Depuis la création du parc national de la Garamba en 1938 comme aire protégée dans la province du Haut-Uele au Nord-Est de la République Démocratique du Congo, les droits des populations riveraines impactées par la conservation de la nature sont loin d’être pris en compte. 87 ans après, le Complexe Garamba qui forme trois domaines de chasse ( Azande, Gangala na Bodio et Monde) et qui s’étend sur les territoires de Faradje et Dungu s’est vu sa population humaine plongée dans une misère sans précédent au profit de la conservation florique et faunique. Moins de projets à impacte visible pour booster le développement socio-économique d’une population interdite d’exercer certaines activités de substance. Quelques projets initiés sans rencontrer les préoccupations majeurs des populations et qui se soldent lamentablement à l’échec. Tel est le cas du projet de la culture de cacao, de la pisciculture, de la culture de Tsia, de l’apiculture et tant d’autres, sont des preuves les plus éloquents d’une gestion par tantônnement sans tenir compte des vrais besoins de la population, pourtant plusieurs millions de dollars sont bouffés chaque année.
Une gestion vouée à l’échec?
Un problème d’homme se poserait actuellement au parc national de la Garamba. Bien que les efforts remarquables soient enregistrés ces cinq ( 5) dernières années dans la lutte contre le braconnage et l’exécution de quelques projets communautaires notamment la construction de trois centrales solaires qui desservent les cités de Tadu, Faradje et Dungu en électricité, la construction de quelques écoles dans les domaines de chasse adjacents, ces réalisations ne font pas fruits d’une prouesse mais au contraire d’une gouttelette de pluie dans la mer, au regard de la demande repris dans le cahier de charges des communautés hôtes, estime la notabilité locale. Ce la témoignerait la légèreté dans la résolution de recommandations formulées par cette dernière et certains responsables du parc auraient démontré leurs limites sur certaines questions de la communauté.
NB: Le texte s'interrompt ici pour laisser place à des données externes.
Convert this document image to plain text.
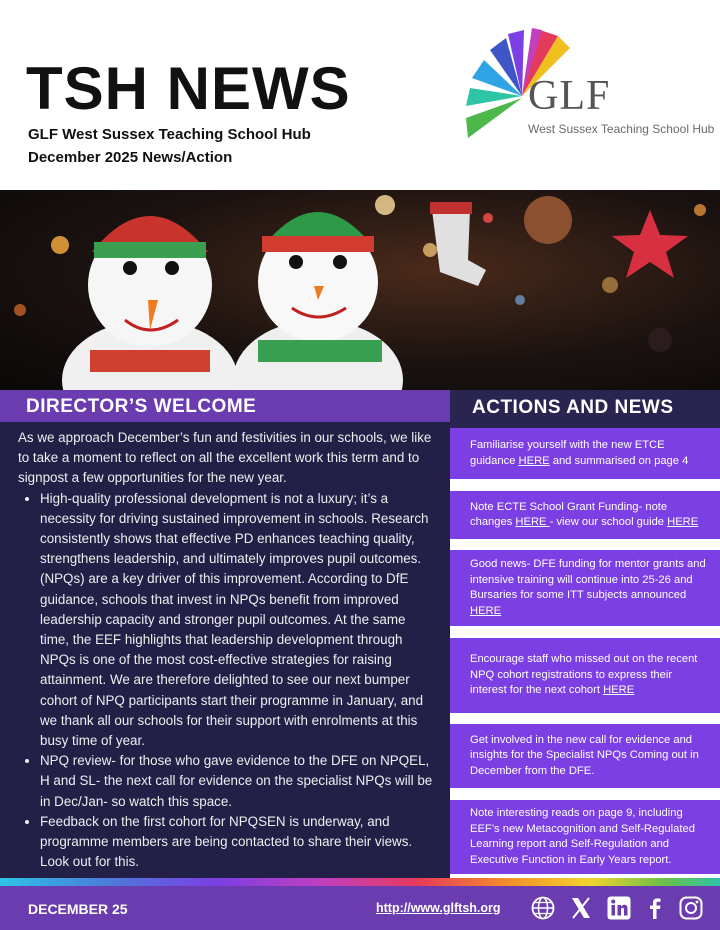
TSH NEWS
GLF West Sussex Teaching School Hub
December 2025 News/Action
GLF
West Sussex Teaching School Hub
DIRECTOR’S WELCOME

As we approach December’s fun and festivities in our schools, we like to take a moment to reflect on all the excellent work this term and to signpost a few opportunities for the new year.

• High-quality professional development is not a luxury; it’s a necessity for driving sustained improvement in schools. Research consistently shows that effective PD enhances teaching quality, strengthens leadership, and ultimately improves pupil outcomes. (NPQs) are a key driver of this improvement. According to DfE guidance, schools that invest in NPQs benefit from improved leadership capacity and stronger pupil outcomes. At the same time, the EEF highlights that leadership development through NPQs is one of the most cost-effective strategies for raising attainment. We are therefore delighted to see our next bumper cohort of NPQ participants start their programme in January, and we thank all our schools for their support with enrolments at this busy time of year.
• NPQ review- for those who gave evidence to the DFE on NPQEL, H and SL- the next call for evidence on the specialist NPQs will be in Dec/Jan- so watch this space.
• Feedback on the first cohort for NPQSEN is underway, and programme members are being contacted to share their views. Look out for this.
ACTIONS AND NEWS
Familiarise yourself with the new ETCE guidance HERE and summarised on page 4
Note ECTE School Grant Funding- note changes HERE - view our school guide HERE
Good news- DFE funding for mentor grants and intensive training will continue into 25-26 and Bursaries for some ITT subjects announced HERE
Encourage staff who missed out on the recent NPQ cohort registrations to express their interest for the next cohort HERE
Get involved in the new call for evidence and insights for the Specialist NPQs Coming out in December from the DFE.
Note interesting reads on page 9, including EEF’s new Metacognition and Self-Regulated Learning report and Self-Regulation and Executive Function in Early Years report.
DECEMBER 25	http://www.glftsh.org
Un déséquilibre dans l’execution des projets communautaires ?
Il est constaté un déséquilibre total lors de la mise en œuvre de certains projets. Certaines entités seraient plus privilégiées au détriment des autres sans une explication claire quant à ce. La chefferie de Mondo Missa est à la première ligne de mur, dénonce Prince Emmanuel Maude. Il se dit très déçu de la mauvaise volonté du parc de ne pas considérer le desiderata de la communauté riveraine, repris dans le cahier des charges lui soumis. Ce desiderata se présente de la manière suivante :
– Exécution de projets à impact visible pour booster le développement en construisant les infrastructures de bases: Écoles, Hôpitaux ou postes de santé, Centres de formations, Bâtiments administratifs, Musée de la chefferie, Marchés locaux, Aires de jeux, Etc.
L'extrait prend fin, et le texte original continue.